Cartwright definitely looked the part of a professor. Older, sixties probably, a white moustache and balding, but still possessing some of his white hair. He looked like my grandpa did thirty years ago. He wore classic tweed coat common to professors at my university. It's to make them look more distinguished, a quality they lack in most cases. As he stared at me, I supposed I looked indignant at first. I don't like being ordered around, but I'll do mostly anything you ask me. But… I gave in. I cleared it from my face and went back to my normal 'irreverent and questioning but non-confrontational' look.

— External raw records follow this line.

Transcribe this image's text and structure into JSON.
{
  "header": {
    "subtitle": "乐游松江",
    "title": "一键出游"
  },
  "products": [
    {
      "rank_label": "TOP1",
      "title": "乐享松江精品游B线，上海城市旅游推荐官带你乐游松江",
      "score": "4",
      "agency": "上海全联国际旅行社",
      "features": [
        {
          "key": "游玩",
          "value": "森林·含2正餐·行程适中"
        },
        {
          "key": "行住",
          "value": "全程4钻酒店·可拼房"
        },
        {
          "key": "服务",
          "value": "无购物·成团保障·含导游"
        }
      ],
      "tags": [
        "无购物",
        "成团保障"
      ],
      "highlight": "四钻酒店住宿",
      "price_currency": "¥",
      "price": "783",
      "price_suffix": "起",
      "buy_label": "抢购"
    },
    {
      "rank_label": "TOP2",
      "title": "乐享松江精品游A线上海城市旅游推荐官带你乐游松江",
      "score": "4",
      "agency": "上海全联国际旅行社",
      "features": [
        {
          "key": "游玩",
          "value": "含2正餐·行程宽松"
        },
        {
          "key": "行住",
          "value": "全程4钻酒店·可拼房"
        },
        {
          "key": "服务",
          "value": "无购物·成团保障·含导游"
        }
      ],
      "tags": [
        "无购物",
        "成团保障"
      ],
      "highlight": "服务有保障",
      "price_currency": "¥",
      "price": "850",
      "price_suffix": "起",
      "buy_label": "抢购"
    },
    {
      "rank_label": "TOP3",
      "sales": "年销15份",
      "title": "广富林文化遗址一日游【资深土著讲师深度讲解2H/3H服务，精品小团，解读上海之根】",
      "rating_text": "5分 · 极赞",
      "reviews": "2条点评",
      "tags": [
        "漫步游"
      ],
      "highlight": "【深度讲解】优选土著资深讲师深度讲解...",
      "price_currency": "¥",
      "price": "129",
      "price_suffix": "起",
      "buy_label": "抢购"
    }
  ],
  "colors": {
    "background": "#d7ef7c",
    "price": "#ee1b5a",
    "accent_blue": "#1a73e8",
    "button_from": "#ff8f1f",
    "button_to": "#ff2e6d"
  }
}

"I hold a Commander's commission in the United States Naval Reserve. I've served on six ships, and commanded two of them." _Wow. How come I've never met this guy?_

"Good enough for me, Commander. How can Engineering help?" I smiled. I love resisting authority, but even more satisfying is getting them to fight when they don't need to.

"Report."

"Main power's online, my guys should be reactivating main systems now," I replied.

Some nerdy kid who actually had a pocket protector in his white shirt's pocket interrupted my report. "The board shows only twenty percent of systems restored. At this rate, it will take hours." I moved to the board and practically shoved the kid out of the way. I looked at what he had been doing. Now, remember, I'm not that smart, but I pick up computer systems quickly. The kid had been shutting off systems when he thought he had been selecting them. I started to berate him, "This isn't your new Vista laptop that your mommy bought you for school, idiot!" I continued in basically the same fashion for about a minute. When I finished, the kid had tears and I felt better.

The commander stood behind the kid. "So you're the chief engineer?"

"The chief what?"

"You certainly sound like Chief Engineer." He looked at the kid, "You, go do something that won't blow us up." I smiled at that. He gave me that stare again. I stopped smiling again.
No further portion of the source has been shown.